Iraqi women are also affected by a lack of social services, and some must head their households alone because of the death of a husband or son – File photo/Reuters
CAIRO – 11 March 2018: Last December, after liberating the last inch of the country from the Islamic State (IS), Iraqi Prime Minister Haidar al-Abadi declared to the whole world that Iraq is terrorism-free. Following a bitter battle that has left many wounds in the country, thousands of women experienced the perils of one of terrorism’s worst sins; rape.
Iraqi women were the weakest link in the state’s war against terrorism; they became sex slaves owned by the men who tried to steal every part of their bodies, soul and dignity.
Some of the women liberated from the bloody grip of IS militants opened up and told the whole world about the horrific experience they had for three years in IS captivity. But what about the women who wouldn’t talk?
A UN envoy for sexual violence in conflict was sent to Iraq last February. Pramila Patten stated that the women and girls who were raped and forced into sexual slavery by IS extremists are going through a new struggle in a community that is struggling to accept them as they are; there is a “gross lack” of support for them.
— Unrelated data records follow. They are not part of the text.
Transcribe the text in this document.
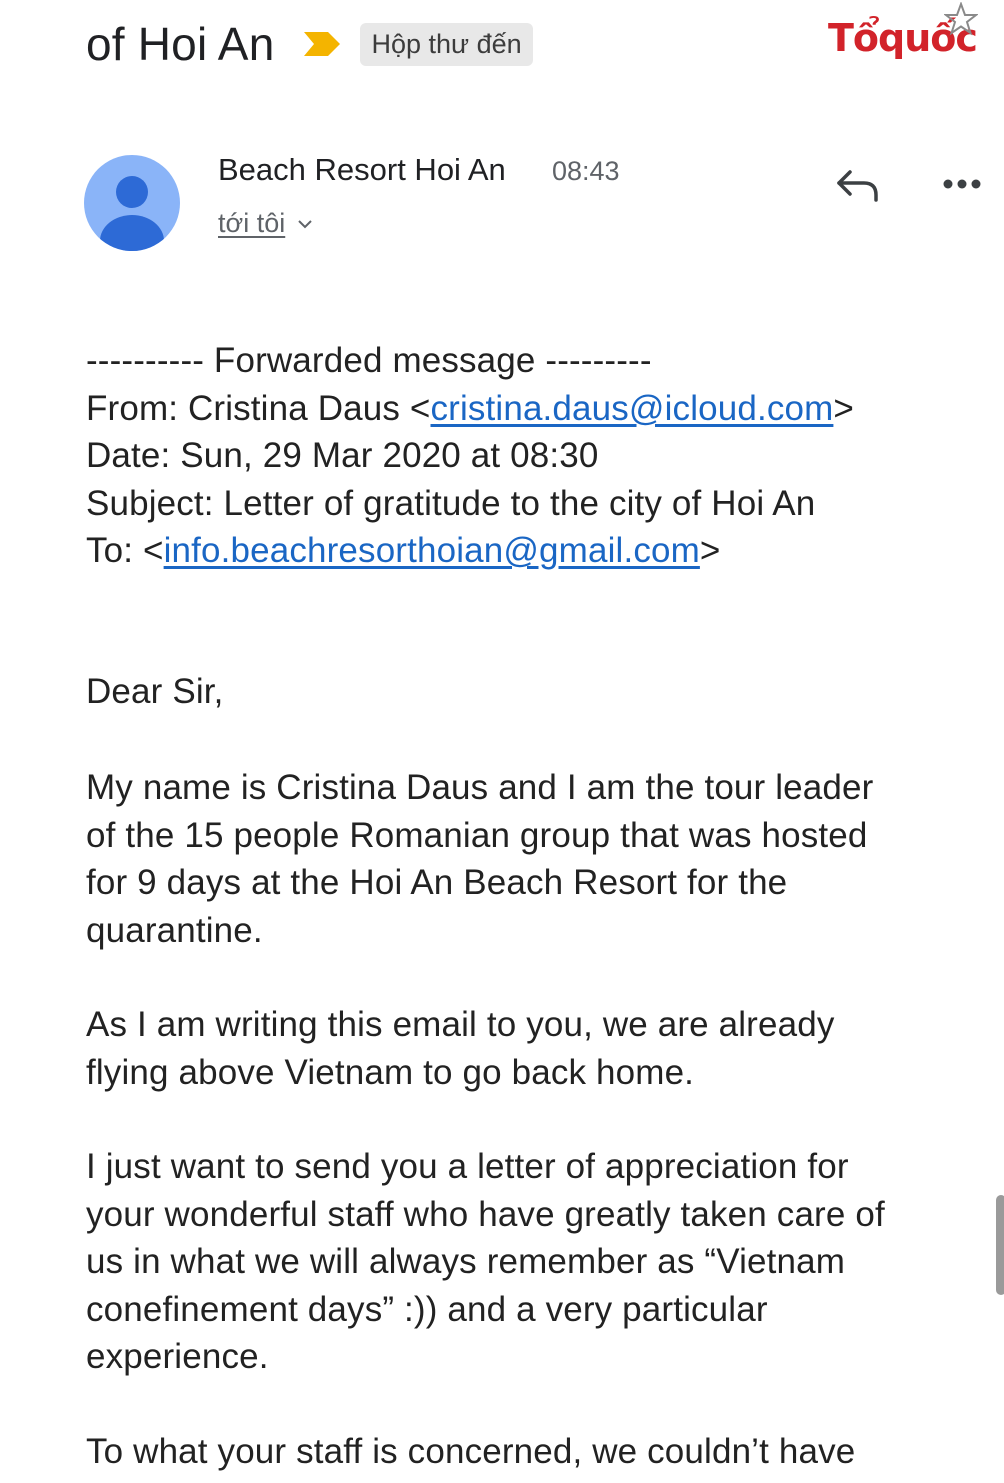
of Hoi An	Hộp thư đến	Tổquốc
Beach Resort Hoi An 08:43
tới tôi
---------- Forwarded message ---------
From: Cristina Daus <cristina.daus@icloud.com>
Date: Sun, 29 Mar 2020 at 08:30
Subject: Letter of gratitude to the city of Hoi An
To: <info.beachresorthoian@gmail.com>
Dear Sir,
My name is Cristina Daus and I am the tour leader
of the 15 people Romanian group that was hosted
for 9 days at the Hoi An Beach Resort for the
quarantine.
As I am writing this email to you, we are already
flying above Vietnam to go back home.
I just want to send you a letter of appreciation for
your wonderful staff who have greatly taken care of
us in what we will always remember as “Vietnam
conefinement days” :)) and a very particular
experience.
To what your staff is concerned, we couldn’t have
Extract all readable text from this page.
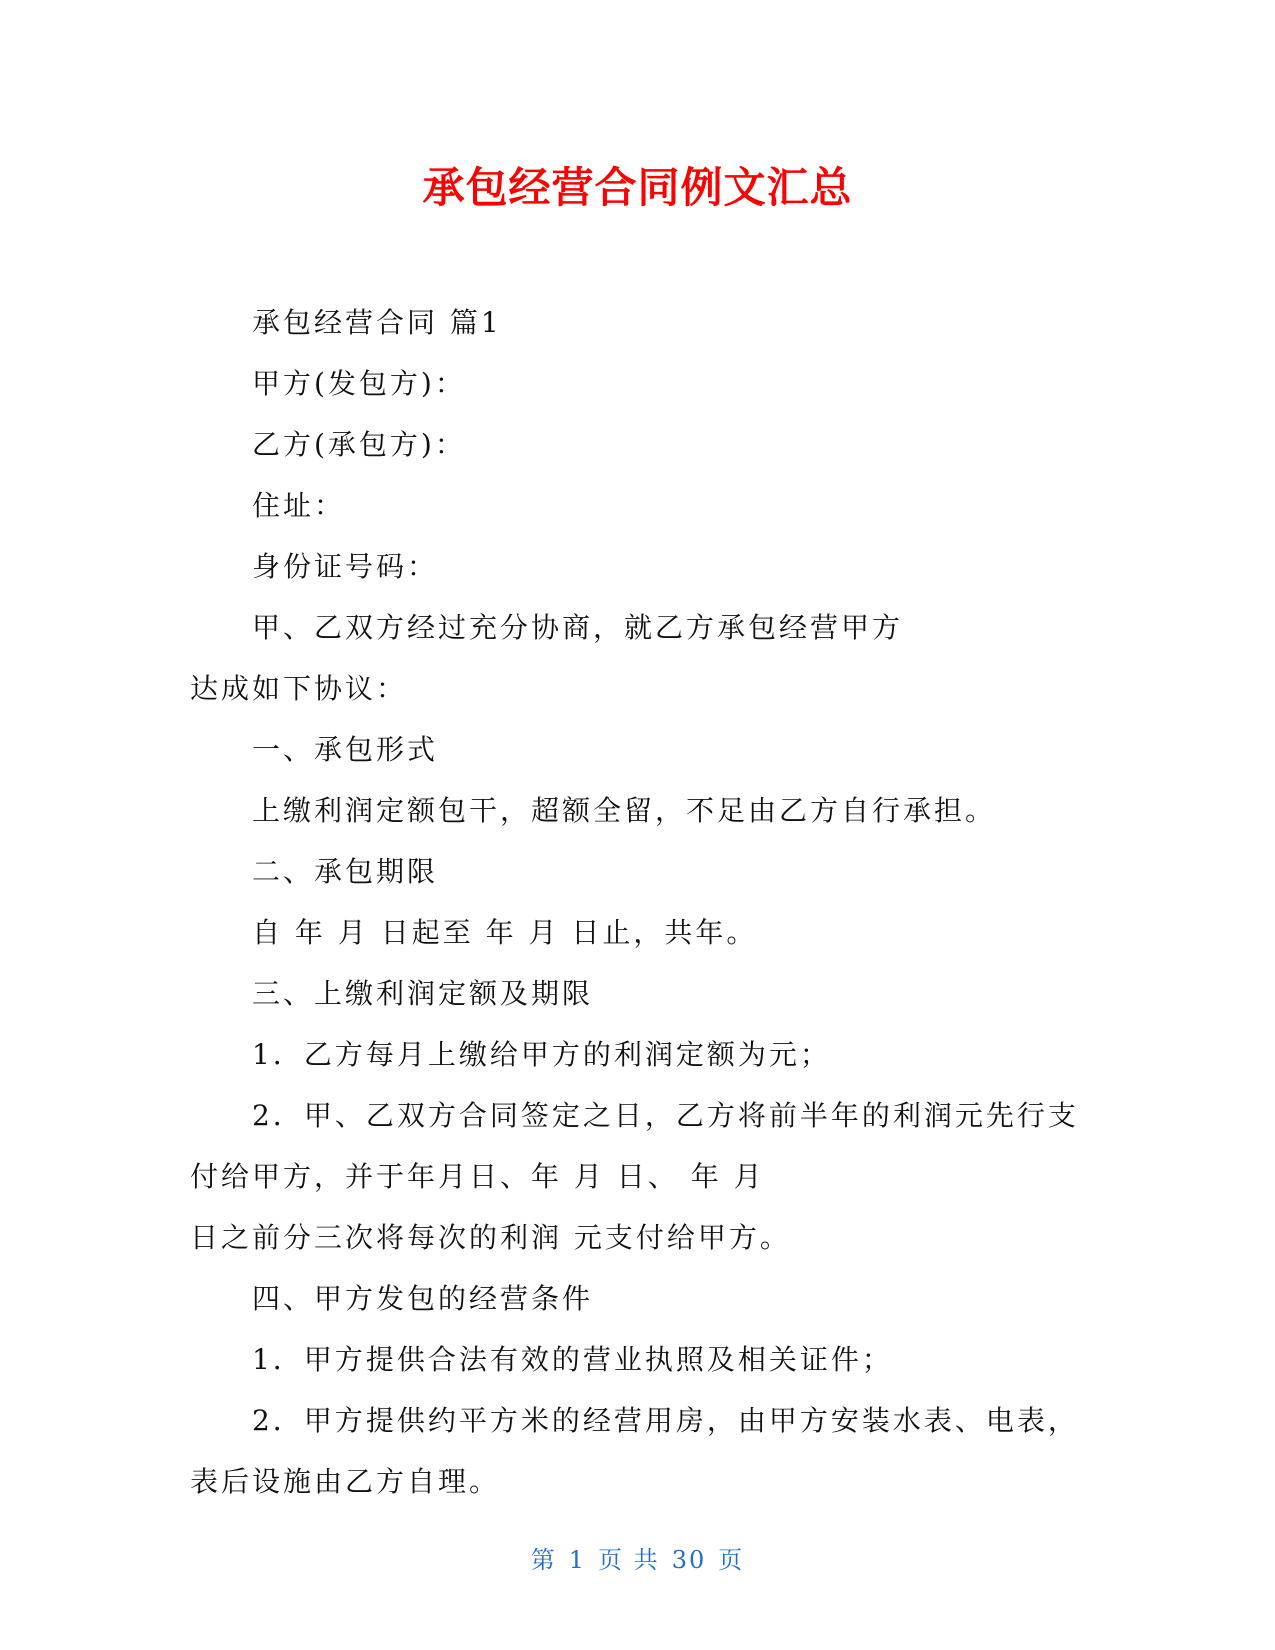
承包经营合同例文汇总
承包经营合同 篇1
甲方(发包方)：
乙方(承包方)：
住址：
身份证号码：
甲、乙双方经过充分协商，就乙方承包经营甲方
达成如下协议：
一、承包形式
上缴利润定额包干，超额全留，不足由乙方自行承担。
二、承包期限
自 年 月 日起至 年 月 日止，共年。
三、上缴利润定额及期限
1．乙方每月上缴给甲方的利润定额为元；
2．甲、乙双方合同签定之日，乙方将前半年的利润元先行支
付给甲方，并于年月日、年 月 日、 年 月
日之前分三次将每次的利润 元支付给甲方。
四、甲方发包的经营条件
1．甲方提供合法有效的营业执照及相关证件；
2．甲方提供约平方米的经营用房，由甲方安装水表、电表，
表后设施由乙方自理。
第 1 页 共 30 页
Patten, who visited Iraq from February 26 to March 5, said the survivors were released early this year. The women chose to be confined to the camps because they feared being labelled as rape victims and sexual slaves, especially since they were disowned by their families. Moreover, the women feared being associated to the terrorist group, which could bring them retaliation from many families who lost their sons, and also feared being detained by Iraqi authorities.
The UN report shed light on the catastrophic conditions of these women inside the isolation camps, which are plagued by a severe absence of physical and psychological aid.
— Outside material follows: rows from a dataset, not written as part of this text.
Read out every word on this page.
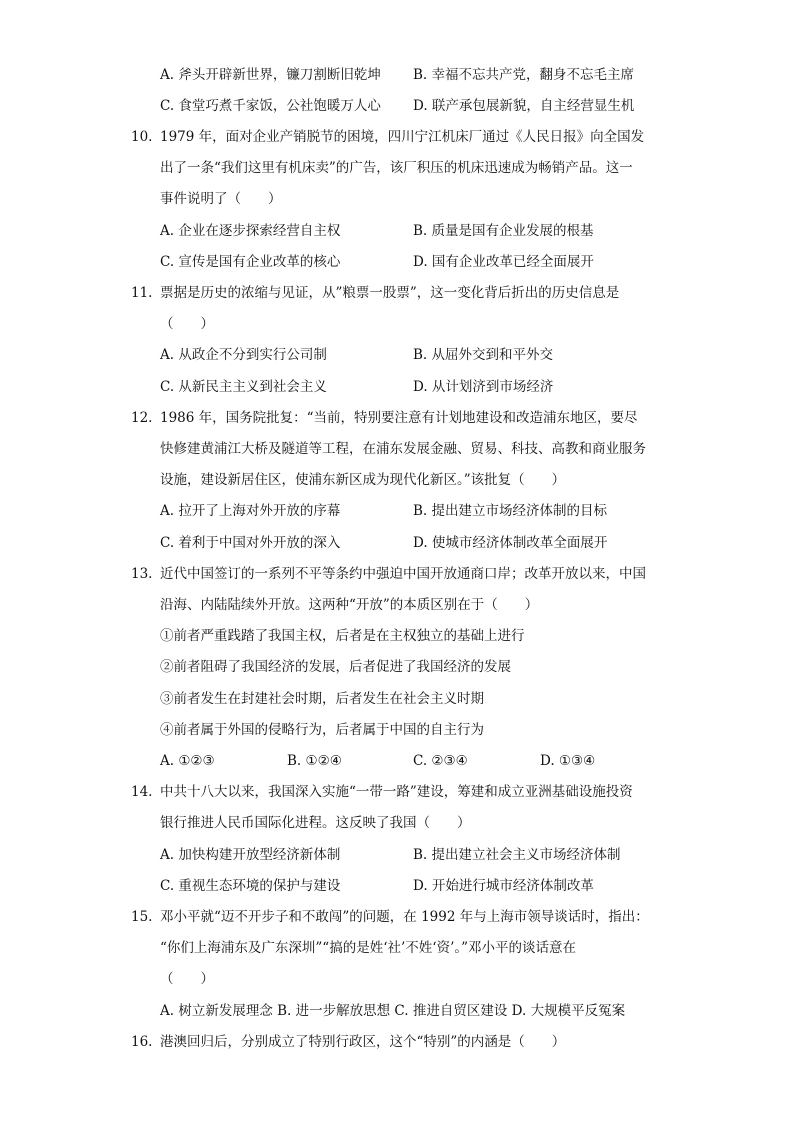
A. 斧头开辟新世界，镰刀割断旧乾坤 B. 幸福不忘共产党，翻身不忘毛主席
C. 食堂巧煮千家饭，公社饱暖万人心 D. 联产承包展新貌，自主经营显生机
10. 1979 年，面对企业产销脱节的困境，四川宁江机床厂通过《人民日报》向全国发
出了一条“我们这里有机床卖”的广告，该厂积压的机床迅速成为畅销产品。这一
事件说明了（　　）
A. 企业在逐步探索经营自主权	B. 质量是国有企业发展的根基
C. 宣传是国有企业改革的核心	D. 国有企业改革已经全面展开
11. 票据是历史的浓缩与见证，从”粮票一股票”，这一变化背后折出的历史信息是
（　　）
A. 从政企不分到实行公司制	B. 从屈外交到和平外交
C. 从新民主主义到社会主义	D. 从计划济到市场经济
12. 1986 年，国务院批复：“当前，特别要注意有计划地建设和改造浦东地区，要尽
快修建黄浦江大桥及隧道等工程，在浦东发展金融、贸易、科技、高教和商业服务
设施，建设新居住区，使浦东新区成为现代化新区。”该批复（　　）
A. 拉开了上海对外开放的序幕	B. 提出建立市场经济体制的目标
C. 着利于中国对外开放的深入	D. 使城市经济体制改革全面展开
13. 近代中国签订的一系列不平等条约中强迫中国开放通商口岸；改革开放以来，中国
沿海、内陆陆续外开放。这两种“开放”的本质区别在于（　　）
①前者严重践踏了我国主权，后者是在主权独立的基础上进行
②前者阻碍了我国经济的发展，后者促进了我国经济的发展
③前者发生在封建社会时期，后者发生在社会主义时期
④前者属于外国的侵略行为，后者属于中国的自主行为
A. ①②③	B. ①②④	C. ②③④	D. ①③④
14. 中共十八大以来，我国深入实施“一带一路”建设，筹建和成立亚洲基础设施投资
银行推进人民币国际化进程。这反映了我国（　　）
A. 加快构建开放型经济新体制	B. 提出建立社会主义市场经济体制
C. 重视生态环境的保护与建设	D. 开始进行城市经济体制改革
15. 邓小平就“迈不开步子和不敢闯”的问题，在 1992 年与上海市领导谈话时，指出：
“你们上海浦东及广东深圳”“搞的是姓‘社’不姓‘资’。”邓小平的谈话意在
（　　）
A. 树立新发展理念 B. 进一步解放思想 C. 推进自贸区建设 D. 大规模平反冤案
16. 港澳回归后，分别成立了特别行政区，这个“特别”的内涵是（　　）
Many women told Patten that they were seriously concerned for their safety if they return home, while Yazidi women, an ethnic group that lives in Sinjar north of Iraq, expressed a wish to leave Iraq.
Families and relatives of Islamic State militants are see after they surrendered themselves to the Kurdish Peshmerga forces in al-Ayadiya, northwest of Tal Afar, Iraq August 30, 2017. REUTERS/Ari Jalal
In June 2014, IS fighters took over Iraq's second-largest city, Mosul, went on to capture nearly a third of the country. The country was turned into a bloodbath, and thousands of women were captured as sex slaves and children were brainwashed into fighting among the terrorist combatants.
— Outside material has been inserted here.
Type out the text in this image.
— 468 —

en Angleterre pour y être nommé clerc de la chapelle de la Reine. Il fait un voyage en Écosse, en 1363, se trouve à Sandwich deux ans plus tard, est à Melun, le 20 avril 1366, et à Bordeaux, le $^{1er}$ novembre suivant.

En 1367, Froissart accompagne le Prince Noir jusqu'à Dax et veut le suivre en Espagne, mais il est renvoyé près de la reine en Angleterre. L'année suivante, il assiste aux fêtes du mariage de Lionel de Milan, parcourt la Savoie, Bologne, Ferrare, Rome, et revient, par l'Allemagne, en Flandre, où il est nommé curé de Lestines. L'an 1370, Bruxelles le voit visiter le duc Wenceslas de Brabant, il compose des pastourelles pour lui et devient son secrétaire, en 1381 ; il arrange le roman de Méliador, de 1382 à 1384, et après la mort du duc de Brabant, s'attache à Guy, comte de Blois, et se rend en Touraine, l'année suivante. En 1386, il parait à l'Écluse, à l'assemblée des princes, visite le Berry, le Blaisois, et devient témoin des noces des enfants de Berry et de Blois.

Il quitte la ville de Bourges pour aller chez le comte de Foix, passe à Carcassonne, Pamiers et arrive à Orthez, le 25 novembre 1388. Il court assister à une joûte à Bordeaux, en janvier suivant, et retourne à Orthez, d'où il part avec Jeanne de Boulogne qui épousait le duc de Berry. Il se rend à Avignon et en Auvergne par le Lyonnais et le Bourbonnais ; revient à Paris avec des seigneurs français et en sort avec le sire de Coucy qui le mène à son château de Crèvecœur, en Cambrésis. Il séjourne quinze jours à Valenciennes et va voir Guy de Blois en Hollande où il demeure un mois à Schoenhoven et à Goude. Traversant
Between 2015 and 2016, Germany launched an ambitious scheme – the Special Quotas Project – which works on bringing 2,500 of the most traumatized women and children who have escaped IS in northern Iraq, to shelters in the German state of Baden-Württemberg. The project also aims to provide them with the psychological and physical support they need, under the supervision of Dr. Jan Kizilhan, a German trauma specialist.
Kizilhan brought 1,100 of the most traumatized Yazidi women to Germany for treatment. The project was funded by the state of Baden-Württemberg that set aside approximately $114 million for the pilot program.
In an interview with NBC News in September 2017, Dr. Kizilhan said: "The youngest girl I examined was 8 years old, and she [stayed] about eight months in the hands of ISIS. She was sold 10 times, that means in the period of eight months she was raped hundreds of times, every day."
However, efforts expanded by one country is not enough, Germany cannot embrace millions of displaced women and their children. Patten recommended in her report that the Iraqi government provide the surviving women with the physical and mental health and psycho-social support that is needed by survivors of sexual violence.
“It was essential to shift the stigma from the victims to the perpetrators," Patten asserted during her talks with Prime Minister Abadi and regional and provincial officials.
The conflict didn’t have an impact on women, but greatly impacted the children born to IS fighters from rape. They were left in orphanages after being abandoned by their raped mothers.
The women that Patten met urged her to deliver officials a message from the survivors to intensify their efforts in freeing up the women and children still in captivity and locating the missing.
The report concluded that 3,154 Yazidis are missing, including 1,471 women and girls. There are 1,200 Turkmen also missing, including 600 women and 250 children. Locating them requires more finances and efforts, that is in addition to the finances needed in order for them to be provided with the appropriate mental and physical support.